While it would be hard and unfair to pick a “stand-out” show from these ten-minute plays, audience members will surely have something to talk about after watching the Ethan Coen penned “Waiting”, about a dead man condemned to sit in a purgatorial waiting room for all eternity.
With no one but a mute typist and some outdated magazines to distract him, the man, played by Mark Wiening (his debut Prince performance), gradually becomes unhinged as his stay in the waiting room is lengthened, again and again, by the indifference and (calculated ?) incompetence of the purgatorial bureaucrats in charge of his files.
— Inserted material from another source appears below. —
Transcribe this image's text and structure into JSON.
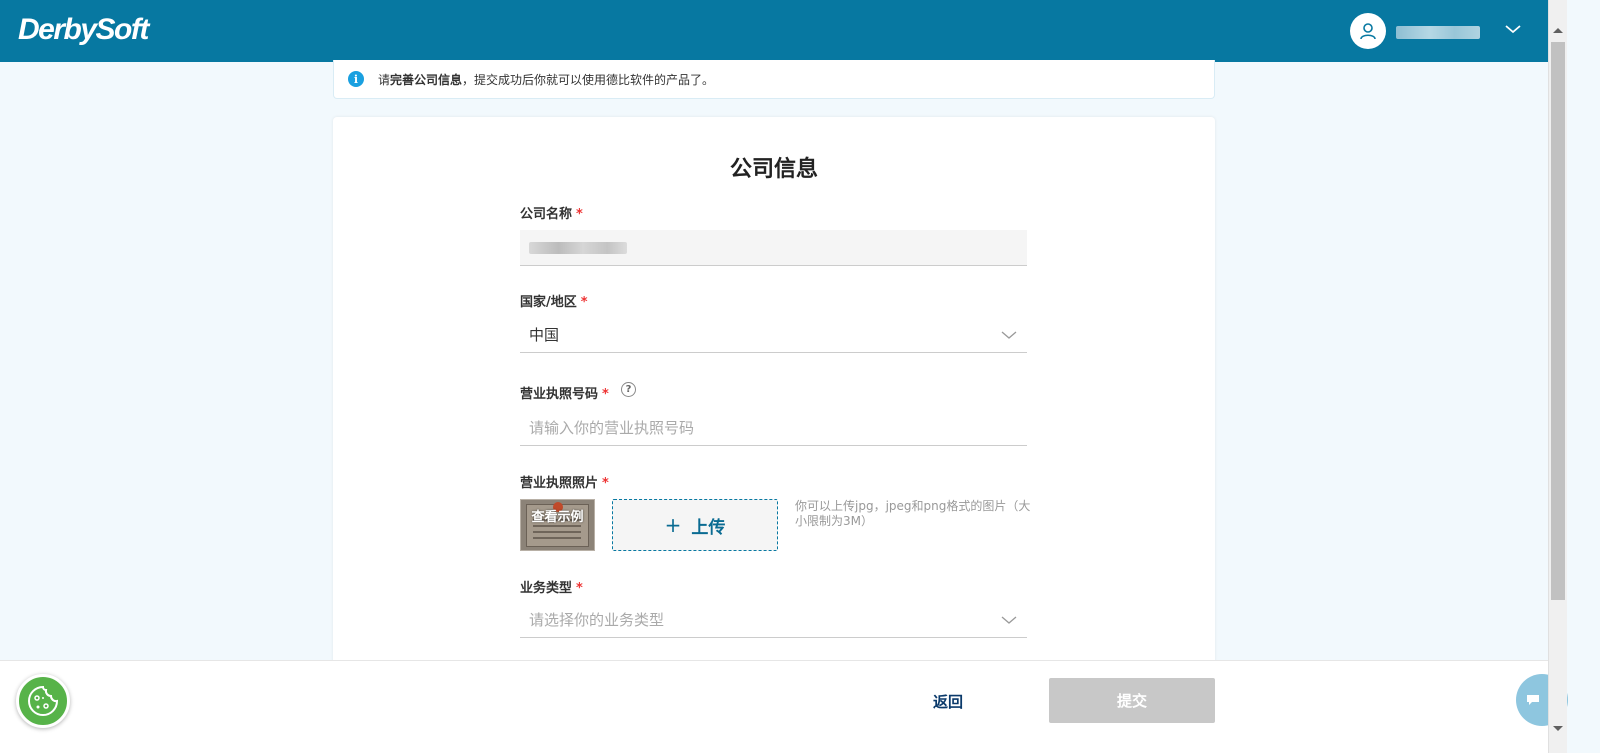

Sound familiar?
Not the first time the SAS fest has lampooned the bureaucratic (does anyone remember last year’s “DMV Tyrant”?), there is also the sexual silliness of “Kitty The Waitress”, the Oedipal absurdity of “Your Mother’s Butt”, and the slapstick “A Bear Walks Into A Bar”, about a group of barflies too occupied with jokes about bears and bars to realize the fragility of their situation. SAS veteran Sarah Walker also gives a great performance which seamlessly blends straight forward storytelling with dialogue as she recounts/relives her experience as a waitress-turned mermaid in a seedy seaside restaurant.
So, if you are into tragicomical hijinks, neurotic ramblings, and metaphysical musings, then this year’s Short Attention Span Theatre fest will surely provide you with all the laughs and chin scratching that can be reasonably crammed into a weekend evening or afternoon. Highly recommended, highly entertaining.
SAST VIII will be running two weekends, June 22,23,29 & 30 @ 8pm, and June 24 and July 1 @ 3pm.
Tickets are $15
Students $5 with valid ID
Catherine says
Dwayne Yancey is not a local; he is from Roanoke, VA.